Essentially, over-production and over-supply of these drugs is crushing the logic that these policies work. Crackdown and seizures are expected to reduce supply and raise prices, thus, making drugs unavailable to the market. But it seems that as drug rackets are busted and dealers arrested, more spring up again and the supply remains unaffected, at the end. That is why a reform in Australia’s drug policy is long overdue. The policy should begin working on its own three pillars first: demand reduction, supply reduction and harm reduction. Where the policy truly fails is the demand reduction. There should be greater focus on training the Australian community, specifically the more vulnerable adolescents regarding the hazards of drug use. The threshold step will be redefining drugs as primarily a health and social issue rather than only a law enforcement battle. Physical infrastructure in terms of medical and healthcare facilities and social infrastructure in terms of support systems are necessary to resolve this crisis. People struggling with a severe drug problem often need assistance with education, training and employment to encourage their social reintegration.

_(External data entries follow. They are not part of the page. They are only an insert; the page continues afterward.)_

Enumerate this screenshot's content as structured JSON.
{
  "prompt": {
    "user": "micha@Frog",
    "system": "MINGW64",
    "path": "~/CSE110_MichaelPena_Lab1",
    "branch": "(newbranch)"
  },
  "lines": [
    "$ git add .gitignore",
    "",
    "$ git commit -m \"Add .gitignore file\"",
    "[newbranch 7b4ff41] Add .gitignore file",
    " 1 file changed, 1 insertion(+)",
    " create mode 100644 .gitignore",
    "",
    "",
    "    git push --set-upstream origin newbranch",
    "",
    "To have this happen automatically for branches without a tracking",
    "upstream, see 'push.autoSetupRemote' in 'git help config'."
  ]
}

For supply reduction, the government already has various drug prohibition strategies in place. In addition to this, segments of the drug market can be individually regulated as well. Needle-syringe programs, medically supervised injecting centres and methadone treatment are examples of steps that could be contemplated. Some organisations are also suggesting the legalisation of certain drugs such as cannabis, following the example of Canada and some American states. It is not unreasonable to suggest that drugs which are acceptable to the community, sufficiently attractive to people seeking a drug experience, and safe enough when provided in small quantities and low concentration ought to be legalised. Moreover, legalisation of some drugs can help in regulation of the drug market, whilst generating revenue through taxation.
In the words of Alex Wodak, president of the Australian Drug Law Enforcement Foundation, “Drug prohibition took many decades to establish. A post prohibition drug policy will also take many decades to establish. Change will inevitably be slow and incremental. Mistakes will be made but continuing our failed and futile policy indefinitely because it works politically should not be an option.” Australia’s drug problem has been proving itself immune to the policies that have been adapted so far, and without a radical change, it would appear that the drug menace will not end. The need of the hour is for a new drug policy that gets its priorities straight, instead of being old wine in a new bottle that emphasises crackdowns and seizures.